According to Stephen Hawking and Leonard Mlodinow in their co-authored book titled The Grand Design, the “outcome of physical processes cannot be predicted with certainty . . . [nature, rather,] allows a number of different eventualities, each with a certain likelihood of being realized.” Thus, quantum theories suggest that innumerable outcomes could result from any action within the world of physical reality, and one can never be completely certain what will happen. Quantum theory seems to support the idea that you might in actuality find your old car transformed into a new one in the mere blink of the proverbial eye.
Based on this observation, the 21st century has witnessed a rapid increase in proponents of what has come to be known as “The Law of Attraction Theory.” Law of Attraction (or LOA) has a wide fan-base, attracting supporters from New-Age philosophers to fitness gurus to members of the medical profession, and beyond. The idea behind LOA is that, on a subatomic level, our thoughts can influence the pathways of certain molecules, thus effectively altering the outcomes of certain physical processes.
So…Can Anything Happen?
However, don’t start cleaning out your garage for that new car just yet. While the theory that anything can and will happen holds true on the molecular level, on a plain as large as our physical reality, Newtonian laws predicting an orderly and reliable universe still seem to hold true. Scientists postulate that this is due to a mathematical expression known as the Feynman sum of histories. Theoretical Physicist Richard Feynman suggested that, although the famous double-slit experiment proved that molecules can arrive at any number of destinations when experimented upon, each destination is a probable outcome, and some destinations have far-greater probabilities of being arrived at than others. Furthermore, Feynman hypothesized that as molecules stack up on one probable end point, they seem to influence the paths of other molecules, or rather that certain molecules within the larger realm of physical matter seem to favor certain outcomes.

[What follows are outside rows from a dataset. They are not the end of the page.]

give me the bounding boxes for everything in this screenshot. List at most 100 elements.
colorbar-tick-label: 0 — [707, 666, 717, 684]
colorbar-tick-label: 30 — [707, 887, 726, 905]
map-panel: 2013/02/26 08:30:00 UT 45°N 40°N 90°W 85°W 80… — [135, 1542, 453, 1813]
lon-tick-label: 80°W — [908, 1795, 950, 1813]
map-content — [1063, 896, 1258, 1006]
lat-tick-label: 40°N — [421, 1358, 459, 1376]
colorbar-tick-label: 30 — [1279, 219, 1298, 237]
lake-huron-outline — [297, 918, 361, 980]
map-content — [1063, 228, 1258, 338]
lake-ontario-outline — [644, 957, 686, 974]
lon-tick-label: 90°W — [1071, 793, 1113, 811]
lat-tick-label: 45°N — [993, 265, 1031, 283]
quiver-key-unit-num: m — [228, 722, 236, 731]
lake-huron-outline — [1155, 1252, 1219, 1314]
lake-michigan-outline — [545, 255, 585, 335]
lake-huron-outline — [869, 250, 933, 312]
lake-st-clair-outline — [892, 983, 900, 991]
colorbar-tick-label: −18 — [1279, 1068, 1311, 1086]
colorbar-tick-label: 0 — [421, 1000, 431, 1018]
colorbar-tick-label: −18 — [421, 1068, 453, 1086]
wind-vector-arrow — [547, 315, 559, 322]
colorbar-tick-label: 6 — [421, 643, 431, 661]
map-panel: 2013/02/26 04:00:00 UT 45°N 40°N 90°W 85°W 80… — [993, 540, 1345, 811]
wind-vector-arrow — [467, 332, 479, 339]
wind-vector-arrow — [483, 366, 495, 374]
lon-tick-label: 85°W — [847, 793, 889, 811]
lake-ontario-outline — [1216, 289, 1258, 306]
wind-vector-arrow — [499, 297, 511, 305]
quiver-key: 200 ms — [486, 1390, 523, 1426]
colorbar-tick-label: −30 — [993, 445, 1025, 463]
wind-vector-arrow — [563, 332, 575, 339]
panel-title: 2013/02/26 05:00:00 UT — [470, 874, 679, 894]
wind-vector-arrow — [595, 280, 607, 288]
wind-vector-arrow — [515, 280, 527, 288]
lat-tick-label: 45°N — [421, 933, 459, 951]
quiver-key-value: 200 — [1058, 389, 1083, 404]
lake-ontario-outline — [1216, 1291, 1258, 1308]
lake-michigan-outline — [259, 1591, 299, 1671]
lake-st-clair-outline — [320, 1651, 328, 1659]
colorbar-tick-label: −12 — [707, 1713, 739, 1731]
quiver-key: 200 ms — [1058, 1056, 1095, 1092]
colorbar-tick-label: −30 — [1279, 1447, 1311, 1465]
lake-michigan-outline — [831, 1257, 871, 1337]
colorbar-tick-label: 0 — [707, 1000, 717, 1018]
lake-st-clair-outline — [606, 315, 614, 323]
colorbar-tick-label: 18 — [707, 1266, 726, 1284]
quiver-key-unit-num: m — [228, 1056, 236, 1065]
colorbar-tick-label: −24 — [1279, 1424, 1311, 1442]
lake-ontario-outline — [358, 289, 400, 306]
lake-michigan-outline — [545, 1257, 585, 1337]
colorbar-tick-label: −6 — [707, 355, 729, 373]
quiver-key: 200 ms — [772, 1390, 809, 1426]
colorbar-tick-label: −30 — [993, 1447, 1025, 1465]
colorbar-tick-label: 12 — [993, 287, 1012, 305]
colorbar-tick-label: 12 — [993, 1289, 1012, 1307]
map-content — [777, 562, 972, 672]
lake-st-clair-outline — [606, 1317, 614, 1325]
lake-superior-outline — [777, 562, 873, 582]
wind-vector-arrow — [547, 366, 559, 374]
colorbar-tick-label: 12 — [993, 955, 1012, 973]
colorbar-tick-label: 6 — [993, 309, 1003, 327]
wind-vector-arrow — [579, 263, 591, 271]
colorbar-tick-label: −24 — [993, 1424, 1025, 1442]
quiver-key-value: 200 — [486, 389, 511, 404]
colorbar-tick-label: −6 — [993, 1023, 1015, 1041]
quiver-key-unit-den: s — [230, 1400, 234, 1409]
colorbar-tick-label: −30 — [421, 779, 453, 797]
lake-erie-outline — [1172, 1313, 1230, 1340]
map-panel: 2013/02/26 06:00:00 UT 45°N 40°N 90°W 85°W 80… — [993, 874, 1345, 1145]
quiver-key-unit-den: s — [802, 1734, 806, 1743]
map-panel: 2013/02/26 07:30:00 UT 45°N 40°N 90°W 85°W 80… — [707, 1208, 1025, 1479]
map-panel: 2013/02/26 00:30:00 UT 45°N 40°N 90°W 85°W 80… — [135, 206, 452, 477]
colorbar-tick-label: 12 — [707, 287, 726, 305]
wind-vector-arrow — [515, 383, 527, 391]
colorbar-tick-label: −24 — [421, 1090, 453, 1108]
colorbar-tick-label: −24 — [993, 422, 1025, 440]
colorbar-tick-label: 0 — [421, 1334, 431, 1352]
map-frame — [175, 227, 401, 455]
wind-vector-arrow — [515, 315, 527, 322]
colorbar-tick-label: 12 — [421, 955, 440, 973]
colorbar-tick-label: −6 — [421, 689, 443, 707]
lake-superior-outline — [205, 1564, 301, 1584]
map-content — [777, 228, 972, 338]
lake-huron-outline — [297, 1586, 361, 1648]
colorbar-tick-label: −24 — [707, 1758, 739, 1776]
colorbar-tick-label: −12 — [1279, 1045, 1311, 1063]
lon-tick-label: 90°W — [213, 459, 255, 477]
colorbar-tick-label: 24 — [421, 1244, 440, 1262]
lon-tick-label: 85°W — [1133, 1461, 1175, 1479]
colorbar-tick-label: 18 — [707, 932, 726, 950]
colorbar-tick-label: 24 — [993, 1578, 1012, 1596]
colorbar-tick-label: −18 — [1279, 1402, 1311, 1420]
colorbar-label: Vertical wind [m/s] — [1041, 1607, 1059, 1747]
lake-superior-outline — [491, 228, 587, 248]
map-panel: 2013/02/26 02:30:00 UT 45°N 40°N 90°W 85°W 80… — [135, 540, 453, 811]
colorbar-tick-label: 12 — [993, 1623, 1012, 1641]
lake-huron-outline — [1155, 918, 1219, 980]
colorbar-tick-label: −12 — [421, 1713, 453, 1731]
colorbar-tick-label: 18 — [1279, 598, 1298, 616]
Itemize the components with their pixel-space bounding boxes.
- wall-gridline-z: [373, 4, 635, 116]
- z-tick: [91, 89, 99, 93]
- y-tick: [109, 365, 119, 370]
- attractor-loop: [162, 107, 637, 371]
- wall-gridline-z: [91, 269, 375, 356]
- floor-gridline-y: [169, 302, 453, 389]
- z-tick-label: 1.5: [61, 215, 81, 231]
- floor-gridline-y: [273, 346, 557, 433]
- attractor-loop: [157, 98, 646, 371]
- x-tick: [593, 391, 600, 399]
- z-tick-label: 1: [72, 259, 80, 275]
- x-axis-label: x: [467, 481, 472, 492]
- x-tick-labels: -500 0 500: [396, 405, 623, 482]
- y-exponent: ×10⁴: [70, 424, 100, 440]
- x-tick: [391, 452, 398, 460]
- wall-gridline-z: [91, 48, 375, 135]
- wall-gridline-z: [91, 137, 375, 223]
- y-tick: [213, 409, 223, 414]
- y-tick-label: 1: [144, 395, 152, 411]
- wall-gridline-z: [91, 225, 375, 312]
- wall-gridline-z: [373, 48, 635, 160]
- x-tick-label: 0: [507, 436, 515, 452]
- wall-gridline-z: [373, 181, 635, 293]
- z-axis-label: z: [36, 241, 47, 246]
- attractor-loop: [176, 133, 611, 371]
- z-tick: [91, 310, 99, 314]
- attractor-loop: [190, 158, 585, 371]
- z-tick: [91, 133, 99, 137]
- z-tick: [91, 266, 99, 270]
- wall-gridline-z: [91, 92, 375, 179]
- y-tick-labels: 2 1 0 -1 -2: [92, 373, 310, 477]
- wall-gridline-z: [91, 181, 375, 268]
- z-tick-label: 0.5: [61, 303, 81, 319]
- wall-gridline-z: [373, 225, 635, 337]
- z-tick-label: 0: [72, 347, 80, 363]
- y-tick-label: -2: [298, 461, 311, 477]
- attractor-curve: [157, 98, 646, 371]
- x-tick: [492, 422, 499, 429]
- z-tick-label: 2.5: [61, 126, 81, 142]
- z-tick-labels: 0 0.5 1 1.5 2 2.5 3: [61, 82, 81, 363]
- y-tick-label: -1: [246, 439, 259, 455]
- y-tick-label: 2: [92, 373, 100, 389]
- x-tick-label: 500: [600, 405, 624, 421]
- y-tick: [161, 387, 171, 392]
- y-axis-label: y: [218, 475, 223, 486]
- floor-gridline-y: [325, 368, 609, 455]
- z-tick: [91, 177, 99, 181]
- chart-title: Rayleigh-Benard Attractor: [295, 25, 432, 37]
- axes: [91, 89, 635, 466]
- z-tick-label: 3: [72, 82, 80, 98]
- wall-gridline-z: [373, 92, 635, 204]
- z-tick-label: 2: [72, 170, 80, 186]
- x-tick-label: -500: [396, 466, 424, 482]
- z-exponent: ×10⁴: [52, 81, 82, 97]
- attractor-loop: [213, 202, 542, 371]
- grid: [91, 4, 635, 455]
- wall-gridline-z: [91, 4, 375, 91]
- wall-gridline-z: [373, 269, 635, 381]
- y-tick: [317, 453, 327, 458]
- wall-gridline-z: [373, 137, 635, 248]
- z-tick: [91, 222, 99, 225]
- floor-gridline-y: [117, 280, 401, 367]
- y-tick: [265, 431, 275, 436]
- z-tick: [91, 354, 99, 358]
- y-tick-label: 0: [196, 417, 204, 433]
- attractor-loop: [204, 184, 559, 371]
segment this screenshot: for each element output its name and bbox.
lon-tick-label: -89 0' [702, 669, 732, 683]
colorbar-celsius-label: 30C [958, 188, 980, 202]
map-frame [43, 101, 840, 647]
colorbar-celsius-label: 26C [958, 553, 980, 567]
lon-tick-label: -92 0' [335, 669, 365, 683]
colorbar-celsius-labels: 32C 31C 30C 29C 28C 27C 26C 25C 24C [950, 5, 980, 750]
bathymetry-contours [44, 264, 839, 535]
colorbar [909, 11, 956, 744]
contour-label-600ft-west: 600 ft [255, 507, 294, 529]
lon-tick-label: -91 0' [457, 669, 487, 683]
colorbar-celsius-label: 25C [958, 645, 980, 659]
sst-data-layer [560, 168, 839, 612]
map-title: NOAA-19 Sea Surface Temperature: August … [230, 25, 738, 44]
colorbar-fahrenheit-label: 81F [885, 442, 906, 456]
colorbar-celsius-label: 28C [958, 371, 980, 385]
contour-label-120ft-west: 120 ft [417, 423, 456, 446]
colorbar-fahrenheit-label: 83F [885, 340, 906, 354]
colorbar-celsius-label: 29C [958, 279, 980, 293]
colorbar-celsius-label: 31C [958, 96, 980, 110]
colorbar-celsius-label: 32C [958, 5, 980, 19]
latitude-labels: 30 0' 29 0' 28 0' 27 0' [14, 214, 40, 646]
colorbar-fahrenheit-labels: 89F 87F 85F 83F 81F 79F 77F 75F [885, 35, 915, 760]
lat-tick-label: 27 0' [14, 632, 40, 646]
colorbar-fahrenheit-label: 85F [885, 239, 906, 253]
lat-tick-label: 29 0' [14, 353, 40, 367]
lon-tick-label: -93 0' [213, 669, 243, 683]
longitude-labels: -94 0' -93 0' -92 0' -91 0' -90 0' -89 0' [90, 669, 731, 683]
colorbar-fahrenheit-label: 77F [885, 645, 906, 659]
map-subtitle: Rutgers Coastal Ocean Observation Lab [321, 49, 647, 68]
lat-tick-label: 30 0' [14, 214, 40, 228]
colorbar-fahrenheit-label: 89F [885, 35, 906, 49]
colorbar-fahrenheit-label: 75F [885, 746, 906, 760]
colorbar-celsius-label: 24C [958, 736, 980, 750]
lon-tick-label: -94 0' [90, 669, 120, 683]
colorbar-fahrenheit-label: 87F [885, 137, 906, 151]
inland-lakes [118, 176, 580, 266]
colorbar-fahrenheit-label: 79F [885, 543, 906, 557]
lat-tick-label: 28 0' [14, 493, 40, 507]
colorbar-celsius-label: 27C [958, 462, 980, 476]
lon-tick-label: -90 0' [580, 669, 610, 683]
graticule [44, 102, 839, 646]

Put simply, when molecules that compose your car make their molecular journeys, enough of them favor the end point of greatest probability to sustain the physical nature of your car as you now see it. Leading Hawking and Mlodinow to conclude that “large objects move just as Newton’s theory predicts they will.” Sorry to crush your hopes of that new Bugatti.
Still, this leaves us wondering, what sorts of things could influence molecular outcomes on a quantum level? Although the likelihood is that physical matter in our universe will maintain observable properties as we know them, the probability still exists that anything can happen.